Kek Wanda sadar! Massa itu mencari ayah Mardi bernama Cacam. Massa itu akan mengikat Cacam dengan tali tambang dan menyeretnya hingga ke tanggul sungai Cimanuk. Usai itu, nasib anaknya tidak mustahil bernasib sama dengan Babah Krupuk. Satu ayunan pedang akan  memenggal kepala Cacam.

Kek Wanda pucat.

Tubuh Cacam gemetar. Keringat dingin mengucur. Demam. Dan? Perut Cacam melilit-lilit menahan ketakutan yang tidak bisa ia taklukan. Massa beraroma asap obor terus bergerak mengepung rumah Kek Wanda. Memang rumah Kek Wanda sudah terkepung.

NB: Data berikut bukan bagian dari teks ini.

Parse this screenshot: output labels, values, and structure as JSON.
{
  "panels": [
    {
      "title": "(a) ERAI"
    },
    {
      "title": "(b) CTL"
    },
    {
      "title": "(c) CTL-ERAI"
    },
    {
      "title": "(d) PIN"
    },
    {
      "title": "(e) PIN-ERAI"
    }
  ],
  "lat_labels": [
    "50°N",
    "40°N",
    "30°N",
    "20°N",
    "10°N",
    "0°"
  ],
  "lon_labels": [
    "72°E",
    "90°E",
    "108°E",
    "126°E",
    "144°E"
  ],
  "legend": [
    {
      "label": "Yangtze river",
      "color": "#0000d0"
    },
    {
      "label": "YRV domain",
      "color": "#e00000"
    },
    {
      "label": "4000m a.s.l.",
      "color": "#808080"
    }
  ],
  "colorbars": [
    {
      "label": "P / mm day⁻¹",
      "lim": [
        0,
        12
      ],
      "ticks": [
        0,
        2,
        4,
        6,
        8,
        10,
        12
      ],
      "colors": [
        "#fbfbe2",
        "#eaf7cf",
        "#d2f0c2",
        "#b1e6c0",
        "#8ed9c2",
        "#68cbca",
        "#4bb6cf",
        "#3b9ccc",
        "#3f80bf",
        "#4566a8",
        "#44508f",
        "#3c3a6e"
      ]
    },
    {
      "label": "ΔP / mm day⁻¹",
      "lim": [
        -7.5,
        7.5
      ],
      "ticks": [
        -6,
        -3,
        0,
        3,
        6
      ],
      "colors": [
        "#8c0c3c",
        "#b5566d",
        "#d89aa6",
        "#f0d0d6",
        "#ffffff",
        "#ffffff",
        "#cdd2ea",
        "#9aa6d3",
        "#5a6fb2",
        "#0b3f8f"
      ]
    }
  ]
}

Dari kisi jendela Mardi melihat semua itu. Ia saksikan ayahnya diseret keluar. Ia lihat rambut ayahnya dijambak. Ia lihat ayahnya duduk ngelemprak menghadapi kerumuman massa. Ia dengar ratapan ayahnya, “Ampun njaluk urip. Aku sudah sunat. Aku Islam. Aku bukan pki.”

Tapi? Ratapan itu tertelan hingar bingar histeria amarah massa. Mardi memejamkan mata saat  ayahnya diikat, diseret, dipukuli! Tapi Mardi tidak bisa menutup telinganya. Ia dengar ratapan sang ayah yang terus menerus, terus-terusan, makin lama, makin jauh “Ampun njaluk urip. Aku sudah sunat. Aku Islam. Aku bukan pki.”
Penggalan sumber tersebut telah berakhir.